Abstract
We investigate the validity of implicit assumptions in regional flood
frequency analysis (RFFA) using Monte Carlo-style simulations of three
distributed hydrological models forced with rainfall events generated
using stochastic storm transposition. We test the long-standing
assumption that for a set of sites within a region, physical
homogeneity — defined in terms of the variability of meteorological
inputs, the physics of runoff generation, and runoff routing — implies
statistical homogeneity of peak flows— defined in terms of the
existence of a common underlying statistical distribution with
parameters that can be inferred using information from neighboring
sites. Our modeling results do not support this assumption, with
potentially important implications for RFFA methodologies and for the
very definitions of homogeneity. We show that statistically homogeneous
rainfall does not translate into predictable peak flow distribution
parameters across drainage scales. Specifically, we show that changes in
the coefficient of variation and skewness of peak flows cannot be
inferred from upstream area alone, making popular regionalization
techniques such as the index-flood method and quantile regression
inadequate approximations for flood frequency estimation.
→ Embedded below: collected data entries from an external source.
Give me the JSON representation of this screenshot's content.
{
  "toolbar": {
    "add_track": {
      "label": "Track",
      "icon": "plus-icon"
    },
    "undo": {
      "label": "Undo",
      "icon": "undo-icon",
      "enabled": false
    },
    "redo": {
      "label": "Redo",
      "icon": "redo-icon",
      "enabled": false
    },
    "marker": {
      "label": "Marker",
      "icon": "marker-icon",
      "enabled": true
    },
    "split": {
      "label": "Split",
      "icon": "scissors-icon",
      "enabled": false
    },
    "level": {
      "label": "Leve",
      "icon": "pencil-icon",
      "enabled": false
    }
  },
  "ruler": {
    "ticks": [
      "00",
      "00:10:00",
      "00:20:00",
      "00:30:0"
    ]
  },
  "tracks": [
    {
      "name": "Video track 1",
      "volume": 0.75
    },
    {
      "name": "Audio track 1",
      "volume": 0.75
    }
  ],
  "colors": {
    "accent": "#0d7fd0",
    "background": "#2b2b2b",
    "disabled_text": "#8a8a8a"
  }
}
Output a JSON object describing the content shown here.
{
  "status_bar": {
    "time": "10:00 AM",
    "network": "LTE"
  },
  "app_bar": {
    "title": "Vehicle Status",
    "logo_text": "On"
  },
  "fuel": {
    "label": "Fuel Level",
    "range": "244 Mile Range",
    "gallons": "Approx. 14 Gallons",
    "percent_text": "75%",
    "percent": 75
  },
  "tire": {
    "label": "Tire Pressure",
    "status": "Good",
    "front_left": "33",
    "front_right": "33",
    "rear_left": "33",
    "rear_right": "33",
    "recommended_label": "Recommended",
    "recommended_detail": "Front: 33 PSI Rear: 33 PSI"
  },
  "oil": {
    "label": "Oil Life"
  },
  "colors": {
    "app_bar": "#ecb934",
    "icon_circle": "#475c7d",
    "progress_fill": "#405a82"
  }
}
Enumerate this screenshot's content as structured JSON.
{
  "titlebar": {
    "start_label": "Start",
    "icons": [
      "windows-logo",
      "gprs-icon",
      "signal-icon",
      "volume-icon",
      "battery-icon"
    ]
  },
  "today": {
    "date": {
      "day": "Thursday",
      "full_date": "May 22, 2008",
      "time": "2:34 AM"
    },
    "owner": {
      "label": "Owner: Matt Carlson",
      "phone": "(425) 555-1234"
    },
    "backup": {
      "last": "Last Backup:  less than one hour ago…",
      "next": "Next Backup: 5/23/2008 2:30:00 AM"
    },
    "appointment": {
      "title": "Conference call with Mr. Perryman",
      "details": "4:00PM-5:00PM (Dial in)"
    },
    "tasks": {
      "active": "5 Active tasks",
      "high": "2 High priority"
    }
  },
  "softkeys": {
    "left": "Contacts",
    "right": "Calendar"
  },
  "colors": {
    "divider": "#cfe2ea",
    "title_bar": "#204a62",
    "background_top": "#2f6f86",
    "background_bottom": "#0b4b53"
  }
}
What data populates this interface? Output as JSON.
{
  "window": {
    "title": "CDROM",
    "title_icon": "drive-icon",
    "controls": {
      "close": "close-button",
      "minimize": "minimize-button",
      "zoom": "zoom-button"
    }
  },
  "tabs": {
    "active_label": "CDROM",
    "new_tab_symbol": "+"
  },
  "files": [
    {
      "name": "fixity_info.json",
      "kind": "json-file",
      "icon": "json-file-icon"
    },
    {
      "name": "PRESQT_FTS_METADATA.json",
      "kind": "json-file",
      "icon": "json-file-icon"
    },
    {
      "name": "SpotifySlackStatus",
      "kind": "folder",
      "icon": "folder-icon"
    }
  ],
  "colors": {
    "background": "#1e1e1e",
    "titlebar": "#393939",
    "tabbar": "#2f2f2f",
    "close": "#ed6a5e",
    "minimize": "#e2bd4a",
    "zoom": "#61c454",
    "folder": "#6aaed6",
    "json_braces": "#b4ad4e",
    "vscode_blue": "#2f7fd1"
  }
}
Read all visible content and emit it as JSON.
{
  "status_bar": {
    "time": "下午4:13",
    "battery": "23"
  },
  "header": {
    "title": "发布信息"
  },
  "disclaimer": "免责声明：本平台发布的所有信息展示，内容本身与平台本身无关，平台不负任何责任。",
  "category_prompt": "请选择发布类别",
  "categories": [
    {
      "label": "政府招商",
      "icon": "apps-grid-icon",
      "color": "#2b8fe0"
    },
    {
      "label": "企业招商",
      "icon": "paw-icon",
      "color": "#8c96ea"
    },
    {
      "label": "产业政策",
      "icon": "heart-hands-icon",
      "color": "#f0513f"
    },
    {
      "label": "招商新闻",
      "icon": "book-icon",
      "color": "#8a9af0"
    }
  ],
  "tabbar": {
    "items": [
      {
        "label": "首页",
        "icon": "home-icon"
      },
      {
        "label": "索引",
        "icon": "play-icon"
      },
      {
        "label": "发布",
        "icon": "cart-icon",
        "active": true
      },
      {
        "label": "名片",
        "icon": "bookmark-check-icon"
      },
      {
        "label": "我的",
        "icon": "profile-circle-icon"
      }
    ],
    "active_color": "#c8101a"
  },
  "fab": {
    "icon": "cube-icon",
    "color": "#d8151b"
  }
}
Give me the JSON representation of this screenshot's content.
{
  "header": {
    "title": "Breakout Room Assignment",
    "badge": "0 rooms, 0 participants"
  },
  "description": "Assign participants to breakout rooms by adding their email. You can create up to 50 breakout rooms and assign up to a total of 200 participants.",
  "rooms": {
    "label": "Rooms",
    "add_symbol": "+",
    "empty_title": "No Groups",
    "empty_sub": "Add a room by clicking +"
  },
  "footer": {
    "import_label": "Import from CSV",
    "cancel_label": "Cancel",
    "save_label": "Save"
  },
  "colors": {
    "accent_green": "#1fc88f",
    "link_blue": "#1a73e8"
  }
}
Our findings
are consistent across the three hydrological model formulations, lending
confidence that our conclusions are not an artifact of epistemological
model decisions. Finally, we argue that our methodology can serve as a
framework to test new proposed empirical RFFA methods, and that it opens
the door to a unified physics-informed framework for prediction of flood
frequencies in ungauged basins embedded in gauged regions.